The American Jack is simply the blue and white portion of the National flag, Fig. [146], made into a separate flag.
The Commodore's broad pendant is a swallow-tailed blue flag, with one white star in the centre. The Admiral's flag, hoisted at the main, is shown in Fig. [143]; the Vice-Admiral's flag, hoisted at the fore, has three white stars on the blue field; and the Rear-Admiral's flag, hoisted at mizen, has two arranged vertically over each other.
While in some nationalities the flag of the war navy differs from that of the mercantile marine—as in the case of Great Britain, Germany, and Spain—in others the same flag is used. This is so in the United States, France, etc.
The Chief of the State, whether he be called Emperor, King, President, or Sultan, has his own flag—his personal Standard—and this special and personal flag, in the case of the President of the United States, has on its blue field an eagle, bearing on its breast a shield with the stars and stripes, and beneath it the national motto, "E pluribus unum." As it has been suggested that the employment of the eagle as a symbol of the State was derived from the crest of Washington, it may not be inopportune to state that the crest in question was not an eagle at all, but a raven. The idea of the eagle, together with the word "Senate," and many such similar
things, no doubt arose from their use in ancient Rome, and afforded an illustration the more of the pseudo-classicalism that was raging in the eighteenth century in France and elsewhere.
The eagle appears on many of the early flags of America. Fig. [150] is a curious example of its use. In an old engraving we see a figure of Liberty defended by Washington, and above them this flag. In another old print before us we see Washington leaning on a cannon, and behind him a flag bearing the stars and stripes, plus an eagle, that with outstretched wings fills up much of the field, having in his beak a label with the "E pluribus unum" upon it, with one foot grasping the thunderbolts of War, and the other the olive-branch of Peace.
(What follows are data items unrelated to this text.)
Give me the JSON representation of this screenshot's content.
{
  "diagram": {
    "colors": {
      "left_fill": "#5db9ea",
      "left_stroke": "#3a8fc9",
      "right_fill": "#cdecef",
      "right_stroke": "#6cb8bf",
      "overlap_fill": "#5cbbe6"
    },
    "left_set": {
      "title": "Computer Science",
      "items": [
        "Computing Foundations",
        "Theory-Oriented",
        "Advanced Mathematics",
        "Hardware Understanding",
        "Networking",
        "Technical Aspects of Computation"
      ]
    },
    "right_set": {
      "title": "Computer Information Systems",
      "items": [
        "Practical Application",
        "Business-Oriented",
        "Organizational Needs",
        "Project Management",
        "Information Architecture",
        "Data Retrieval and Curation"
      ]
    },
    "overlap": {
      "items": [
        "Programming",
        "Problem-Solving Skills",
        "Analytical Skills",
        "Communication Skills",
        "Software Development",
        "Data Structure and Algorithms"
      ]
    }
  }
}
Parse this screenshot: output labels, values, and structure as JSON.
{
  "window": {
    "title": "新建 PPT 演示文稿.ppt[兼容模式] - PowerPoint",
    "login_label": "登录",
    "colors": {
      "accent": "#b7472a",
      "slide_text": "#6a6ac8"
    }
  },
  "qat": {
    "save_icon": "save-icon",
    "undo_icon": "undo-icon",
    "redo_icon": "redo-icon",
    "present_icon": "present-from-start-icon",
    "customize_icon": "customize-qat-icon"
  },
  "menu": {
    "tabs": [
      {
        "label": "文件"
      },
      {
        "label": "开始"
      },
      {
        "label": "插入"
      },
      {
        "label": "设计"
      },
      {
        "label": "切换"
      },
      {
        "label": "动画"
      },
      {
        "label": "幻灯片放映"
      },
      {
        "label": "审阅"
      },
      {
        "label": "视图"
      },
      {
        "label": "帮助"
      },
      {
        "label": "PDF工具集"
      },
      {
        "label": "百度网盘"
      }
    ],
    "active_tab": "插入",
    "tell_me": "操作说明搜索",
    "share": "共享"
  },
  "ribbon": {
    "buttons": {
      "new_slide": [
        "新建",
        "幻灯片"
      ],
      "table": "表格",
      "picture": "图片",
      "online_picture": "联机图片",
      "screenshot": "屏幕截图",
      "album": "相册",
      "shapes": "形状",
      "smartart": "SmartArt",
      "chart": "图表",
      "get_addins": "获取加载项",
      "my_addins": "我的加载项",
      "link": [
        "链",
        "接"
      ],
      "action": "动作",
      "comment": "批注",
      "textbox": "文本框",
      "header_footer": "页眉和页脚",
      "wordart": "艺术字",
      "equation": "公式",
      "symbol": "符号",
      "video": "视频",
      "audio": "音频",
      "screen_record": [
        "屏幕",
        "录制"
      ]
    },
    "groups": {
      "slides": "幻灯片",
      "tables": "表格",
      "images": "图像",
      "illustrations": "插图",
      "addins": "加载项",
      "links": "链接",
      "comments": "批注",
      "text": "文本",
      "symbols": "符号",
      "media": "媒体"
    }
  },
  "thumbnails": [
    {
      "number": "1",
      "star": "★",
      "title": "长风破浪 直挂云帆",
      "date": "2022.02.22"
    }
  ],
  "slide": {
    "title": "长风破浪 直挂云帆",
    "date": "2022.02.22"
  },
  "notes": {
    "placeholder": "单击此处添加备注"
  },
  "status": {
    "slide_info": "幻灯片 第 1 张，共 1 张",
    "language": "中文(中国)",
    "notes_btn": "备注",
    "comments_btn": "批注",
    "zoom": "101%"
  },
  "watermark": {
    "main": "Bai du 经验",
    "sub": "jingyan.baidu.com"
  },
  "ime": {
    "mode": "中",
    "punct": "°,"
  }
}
Both these eagle-bearing flags, it will be seen, are associated with the President; but in many of these early examples there seems no necessary connection. Thus in one instance we see a busy ship-building scene, and while the ship in the foreground has at stern the stars and stripes, at the bowsprit it bears a Jack that is identical with the blue and white portion of Fig. [150].
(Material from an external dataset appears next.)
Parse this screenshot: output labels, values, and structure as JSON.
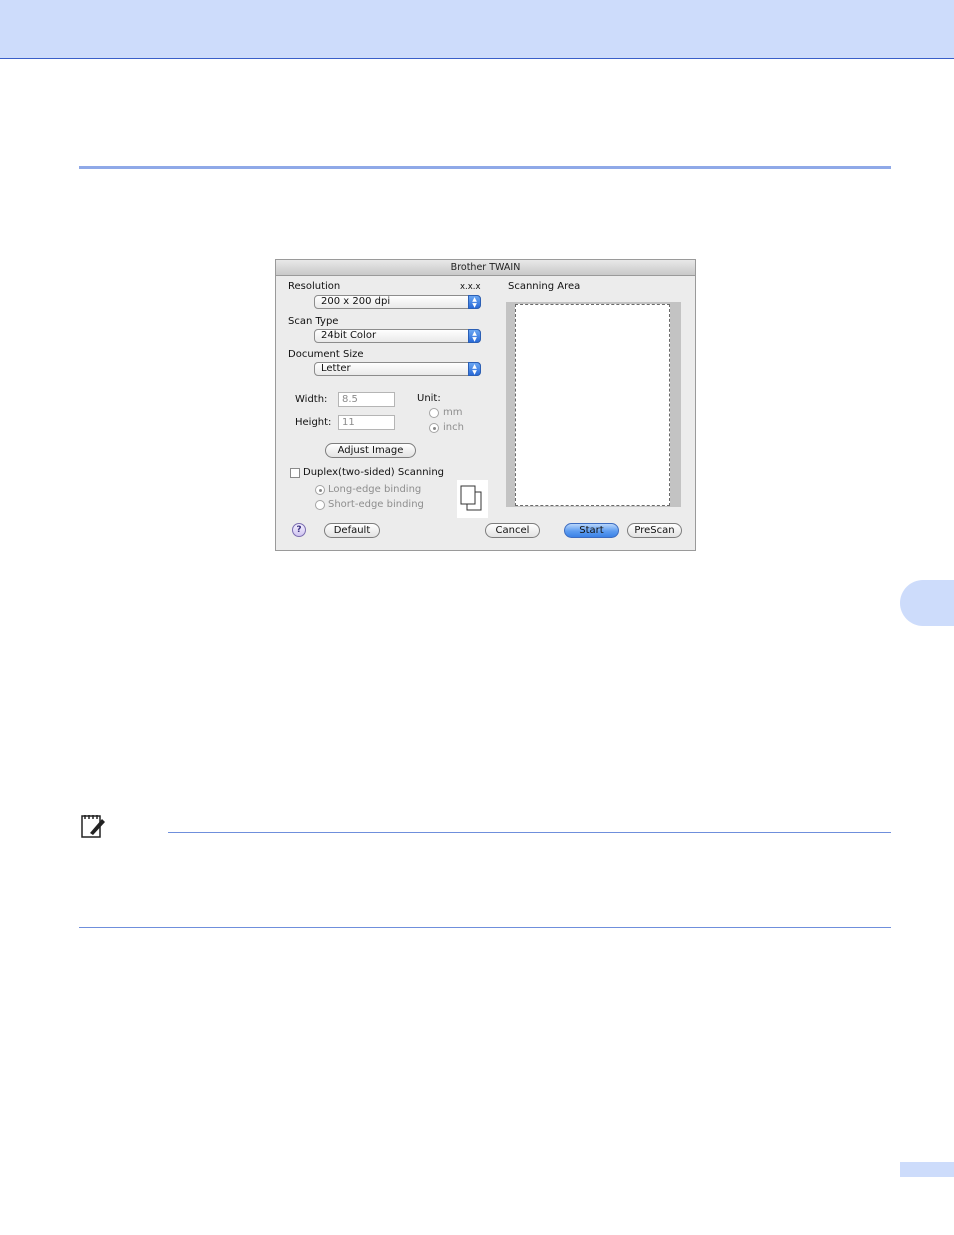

In a Presidential Standard proposed in 1818 the flag is quartered. In the first quarter are twenty white stars on a blue field; in the second quarter is the eagle and thunderbolt; in the third a sitting figure emblematic of Liberty; in the fourth, seven red horizontal stripes alternating with six white ones. We found the flag figured in an old American book, but are unable to say whether such a flag was ever actually made, proposition and adoption not being altogether the same thing.
History repeated itself on the secession from the Union, in the year 1860, of North and South Carolina, Florida, Mississippi, Alabama, Georgia, Louisiana, Virginia, Texas, Arkansas, and Tennessee. There was the same desire at first for individuality in the different flags adopted by the seceding States, the same unwillingness to break wholly away from the old flag, that we have seen as features in the first revolt.
Louisiana adopted the flag shown in Fig. [156]; this was emblematic of the origin and history of the State, Louisiana having been settled by Louis Quatorze in 1718, ceded to Spain at the peace of 1763, restored to France in 1802, sold by France to America in 1803, and admitted as a State of the Union in 1812. The Spanish Flag, Fig. [192], is red and yellow, hence the golden star on the ruddy field, while the stripes of red, white and blue are the colours found in the flags of France and America.